Location
- 641 South Street Elizabeth, Union County, New Jersey 07202 United States
- 40°39′29″N 74°12′47″W﻿ / ﻿40.6580°N 74.2130°W

Information
- Other names: Halsey House (William Halsey House)
- Type: Public high school
- Motto: "There are no great men. There are only great challenges that ordinary men like you and me are forced by circumstances to meet."
- Established: 2009
- School district: Elizabeth Public Schools
- School number: School No. 83 School No. 83A (Annex)
- NCES School ID: 340459003039
- Principal: Veronica Vega
- Faculty: 87.0 FTEs
- Grades: 9-12
- Enrollment: 1,272 (as of 2024–25)
- Student to teacher ratio: 14.6:1
- Campus: Urban
- Colors: Navy Blue & Red
- Mascot: The Bulldogs
- Accreditation: Middle States Association of Colleges and Schools
- Website: halsey.epsnj.org

= Admiral William Halsey Leadership Academy =

High school in Union County, New Jersey, US

The Admiral William F. Halsey Jr. Health and Public Safety Academy is a four-year comprehensive public high school in Elizabeth, in Union County, in the U.S. state of New Jersey, operating as part of the Elizabeth Public Schools. The Leadership Academy shares a large building with the John Dwyer Technology Academy, the Peter B. Gold Administration Building, and the Thomas Dunn Sports Center, which together form the Main Complex. The school has been accredited by the Middle States Association of Colleges and Schools Commission on Elementary and Secondary Schools since 2013.

As of the 2024–25 school year, the school had an enrollment of 1,272 students and 87.0 classroom teachers (on an FTE basis), for a student–teacher ratio of 14.6:1. There were 918 students (72.2% of enrollment) eligible for free lunch and 118 (9.3% of students) eligible for reduced-cost lunch.

==Awards, recognition and rankings==
The school was the 335th-ranked public high school in New Jersey out of 339 schools statewide in New Jersey Monthly magazine's September 2014 cover story on the state's "Top Public High Schools", using a new ranking methodology. The school had been ranked 311th in the state of 328 schools in 2012, after not being ranked in 2010.

==History==
The high school was established on September 9, 2009, as the Admiral William F. Halsey Leadership Academy and the Annex as "Admiral William F. Halsey Finance Academy" (AOF). Before that, there was originally there were only two high schools in the district: Elizabeth High School and Thomas A. Edison Career and Technical Academy. Before 2009 the schools were considered as "Houses" during that time period there were five Houses: Halsey House, Dwyer House, Jefferson House, Edison House and Aboff House.
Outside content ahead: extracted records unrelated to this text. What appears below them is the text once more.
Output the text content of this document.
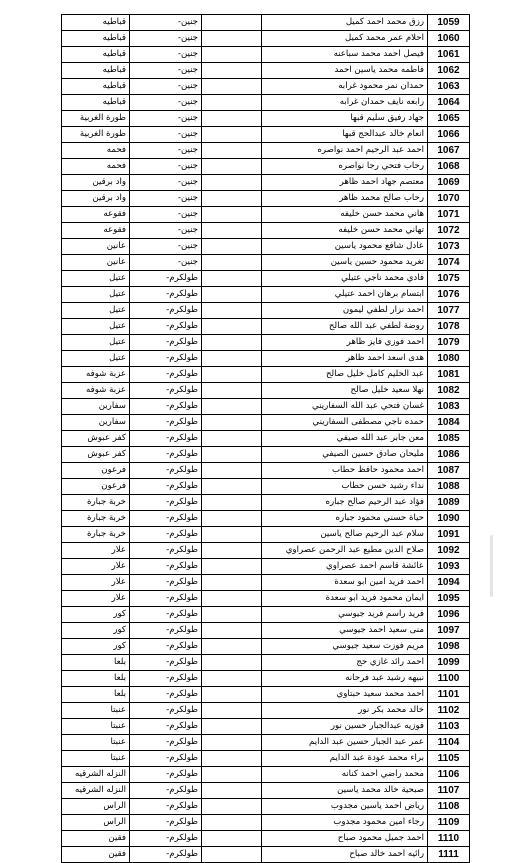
قباطيه	جنين-		رزق محمد احمد كميل	1059
قباطيه	جنين-		احلام عمر محمد كميل	1060
قباطيه	جنين-		فيصل احمد محمد سباعنه	1061
قباطيه	جنين-		فاطمه محمد ياسين احمد	1062
قباطيه	جنين-		حمدان نمر محمود غرابه	1063
قباطيه	جنين-		رابعه نايف حمدان غرابه	1064
طورة الغربية	جنين-		جهاد رفيق سليم قبها	1065
طورة الغربية	جنين-		انعام خالد عبدالحج قبها	1066
فحمه	جنين-		احمد عبد الرحيم احمد نواصره	1067
فحمه	جنين-		رحاب فتحي رجا نواصره	1068
واد برقين	جنين-		معتصم جهاد احمد ظاهر	1069
واد برقين	جنين-		رحاب صالح محمد ظاهر	1070
فقوعه	جنين-		هاني محمد حسن خليفه	1071
فقوعه	جنين-		تهاني محمد حسن خليفه	1072
عانين	جنين-		عادل شافع محمود ياسين	1073
عانين	جنين-		تغريد محمود حسين ياسين	1074
عتيل	طولكرم-		فادي محمد ناجي عتيلي	1075
عتيل	طولكرم-		ابتسام برهان احمد عتيلي	1076
عتيل	طولكرم-		احمد نزار لطفي ليمون	1077
عتيل	طولكرم-		روضة لطفي عبد الله صالح	1078
عتيل	طولكرم-		احمد فوزي فايز ظاهر	1079
عتيل	طولكرم-		هدى اسعد احمد ظاهر	1080
عزبة شوفه	طولكرم-		عبد الحليم كامل خليل صالح	1081
عزبة شوفه	طولكرم-		نهلا سعيد خليل صالح	1082
سفارين	طولكرم-		غسان فتحي عبد الله السفاريني	1083
سفارين	طولكرم-		حمده ناجي مصطفى السفاريني	1084
كفر عبوش	طولكرم-		معن جابر عبد الله صيفي	1085
كفر عبوش	طولكرم-		مليحان صادق حسين الصيفي	1086
فرعون	طولكرم-		احمد محمود حافظ حطاب	1087
فرعون	طولكرم-		نداء رشيد حسن حطاب	1088
خربة جبارة	طولكرم-		فؤاد عبد الرحيم صالح جباره	1089
خربة جبارة	طولكرم-		حياة حسني محمود جباره	1090
خربة جبارة	طولكرم-		سلام عبد الرحيم صالح ياسين	1091
علار	طولكرم-		صلاح الدين مطيع عبد الرحمن عصراوي	1092
علار	طولكرم-		عائشة قاسم احمد عصراوي	1093
علار	طولكرم-		احمد فريد امين ابو سعدة	1094
علار	طولكرم-		ايمان محمود فريد ابو سعدة	1095
كور	طولكرم-		فريد راسم فريد جيوسي	1096
كور	طولكرم-		منى سعيد احمد جيوسي	1097
كور	طولكرم-		مريم فوزت سعيد جيوسي	1098
بلعا	طولكرم-		احمد رائد غازي حج	1099
بلعا	طولكرم-		نبيهه رشيد عبد فرحانه	1100
بلعا	طولكرم-		احمد محمد سعيد حبتاوي	1101
عنبتا	طولكرم-		خالد محمد بكر نور	1102
عنبتا	طولكرم-		فوزيه عبدالجبار حسين نور	1103
عنبتا	طولكرم-		عمر عبد الجبار حسين عبد الدايم	1104
عنبتا	طولكرم-		براء محمد عودة عبد الدايم	1105
النزله الشرقيه	طولكرم-		محمد راضي احمد كنانه	1106
النزله الشرقيه	طولكرم-		صبحية خالد محمد ياسين	1107
الراس	طولكرم-		رياض احمد ياسين مجدوب	1108
الراس	طولكرم-		رجاء امين محمود مجدوب	1109
فقين	طولكرم-		احمد جميل محمود صباح	1110
فقين	طولكرم-		رائيه احمد خالد صباح	1111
Now Halsey Academy and the John E. Dwyer Technology Academy share the building otherwise known as "The Main."

Halsey Academy was named after William Halsey Jr. (1882–1959), who was an American Navy admiral during World War II. He is one of four officers to have attained the rank of five-star fleet admiral of the United States Navy.

==Curriculum==
Students enrolled in the Admiral William F. Halsey Health & Public Safety Academy, in addition to completing a college preparatory program, also participate in programs, electives, classes, and activities that focus on the leadership development of each student. The principles of Stephen R. Covey's The Seven Habits of Highly Effective People serve as the foundation for the Halsey Leadership Academy program; peer leadership, community service, and student government activities are emphasized. Honors and advanced-placement classes are offered. School uniforms are mandated.

Each student has the opportunity to select from among the three "strands" of study offered. Students enrolling in the Military Leadership Strand participate in the school's Marine Corps Junior Reserve Officers' Training Corps. The school is one of five in the state to participate in the Marine Corps JROTC program.

Students enrolling in the Public Safety Strand participate in activities that provide them with an understanding of the responsibilities assumed by men and women who select careers in law enforcement or within the legal system, fire science, emergency management (EMT), and homeland security.

Health Sciences Strand: Preparation for careers in patient care, nursing, radiology, medical technology, and health administration. It also offers options in physical therapy, sports training, and nutrition, with clinical experiences at Trinitas Regional Medical Center.

Also, before 2016, students enrolled in the Business Leadership Strand, which was once part of the academy, participated in coursework, internships, and other activities that introduced them to the world of business and e-commerce, and helped them to develop a foundation in entrepreneurial, management, and administrative skills. Those students who followed on those skills were in 2011 moved to their own School, known as the J. Christian Bollwage Finance Academy, in Upper Academy.

Some extracurricular activities and sports teams are found in Halsey Academy. The building functions as a hub as other students from the other Elizabeth Academies and Elizabeth High School use the facility after school hours. The Main Complex also holds Elizabeth High School's swimming pool, where the swim team practices and meets are held.